The government is also on track to hit its target of achieving at least 85 per cent gigabit-capable UK coverage by 2025, and ministers are ready to go as fast as broadband companies can manage.
Digital Secretary Oliver Dowden said:
“Project Gigabit is our national mission to level up rural areas by giving them the fastest internet speeds on the market.”
“Millions more rural homes and businesses will now be lifted out of the digital slow lane thanks to our mammoth £5 billion investment and one the quickest rollouts in Europe.”
“This broadband revolution will create jobs, power up businesses and allow everyone to access vital services at lightning fast speed, helping us build back better from the pandemic.”
Almost half a million (480,000) premises in Shropshire, Norfolk, Suffolk, Worcestershire, Hampshire and the Isle of Wight will be among the first to benefit followed by counties including Derbyshire, Wiltshire, Gloucestershire, Lancashire, Surrey, Leicestershire, Warwickshire, Nottinghamshire, Hertfordshire, Staffordshire, Lincolnshire and Yorkshire.
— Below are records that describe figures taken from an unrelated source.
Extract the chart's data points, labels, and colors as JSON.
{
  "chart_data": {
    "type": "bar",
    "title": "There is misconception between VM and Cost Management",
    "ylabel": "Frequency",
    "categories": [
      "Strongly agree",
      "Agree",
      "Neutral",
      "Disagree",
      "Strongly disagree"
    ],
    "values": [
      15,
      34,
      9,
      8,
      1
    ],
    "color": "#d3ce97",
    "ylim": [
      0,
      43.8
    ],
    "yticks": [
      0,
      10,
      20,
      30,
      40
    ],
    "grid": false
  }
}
The news follows a raft of Project Gigabit updates benefiting all four UK nations, including £24 million to roll out gigabit broadband in ten local authority areas in Northern Ireland, 234,000 homes and businesses in Wales being confirmed as in scope to receive upgrades through the programme, and £4.5 million to help thousands in central Scotland get next-generation connections.
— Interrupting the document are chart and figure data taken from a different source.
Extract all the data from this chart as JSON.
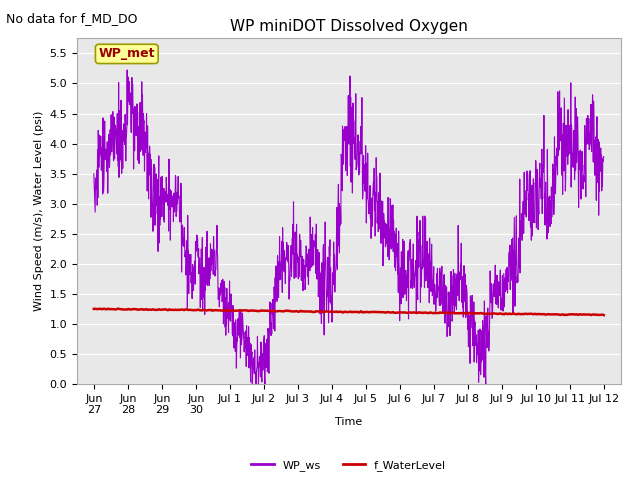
{
  "title": "WP miniDOT Dissolved Oxygen",
  "no_data_text": "No data for f_MD_DO",
  "ylabel": "Wind Speed (m/s), Water Level (psi)",
  "xlabel": "Time",
  "ylim": [
    0.0,
    5.75
  ],
  "yticks": [
    0.0,
    0.5,
    1.0,
    1.5,
    2.0,
    2.5,
    3.0,
    3.5,
    4.0,
    4.5,
    5.0,
    5.5
  ],
  "bg_color": "#e8e8e8",
  "fig_bg_color": "#ffffff",
  "xtick_labels": [
    "Jun\n27",
    "Jun\n28",
    "Jun\n29",
    "Jun\n30",
    "Jul 1",
    "Jul 2",
    "Jul 3",
    "Jul 4",
    "Jul 5",
    "Jul 6",
    "Jul 7",
    "Jul 8",
    "Jul 9",
    "Jul 10",
    "Jul 11",
    "Jul 12"
  ],
  "wp_ws_color": "#9900cc",
  "f_wl_color": "#cc0000",
  "legend_wp_ws_label": "WP_ws",
  "legend_fwl_label": "f_WaterLevel",
  "wp_met_box_color": "#ffff99",
  "wp_met_text_color": "#990000",
  "wp_met_label": "WP_met",
  "title_fontsize": 11,
  "axis_label_fontsize": 8,
  "tick_fontsize": 8,
  "legend_fontsize": 8,
  "no_data_fontsize": 9,
  "wp_met_fontsize": 9
}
On top of this, today it is also being confirmed that the Scottish and Welsh governments and 15 English councils have made at least an extra £26 million available in top-ups to the UK Government’s Gigabit Broadband Voucher Scheme.
The scheme, which is available nationwide, covers the costs of a gigabit connection in areas that are particularly difficult to reach, and the top-ups boost the financial help available.
There are 47,000 homes and businesses now plugged in to gigabit broadband as a result of the scheme, with a further 38,000 in the pipeline and millions of pounds in vouchers still available for people to claim.
Under the record-breaking fund, a cornerstone of the Prime Minister’s plan to build back better, the government is investing in areas left behind by the industry’s roll out plans due to the expense and lack of a commercial incentive to connect them to gigabit capable networks.
The first Project Gigabit contracts announced in March are expected to commence from May next year, with spades hitting the ground soon afterwards. This includes 349,000 premises in Essex, Dorset, Cumbria, Cambridgeshire, Northumberland, Durham, Tyneside, Teesside and Cornwall.
Many more areas are due for upgrades under the scheme and will be announced later this year, with hundreds of thousands more homes and businesses set to benefit.
Chief Secretary to the Treasury Steve Barclay said:
“The pandemic has seen more services offered online and more businesses and consumers wanting to use online services, in particular from home.”
“This announcement enabling over 2m homes to have the fastest internet services will make a real difference to those businesses and consumers wanting to maximise the benefits of digital services.”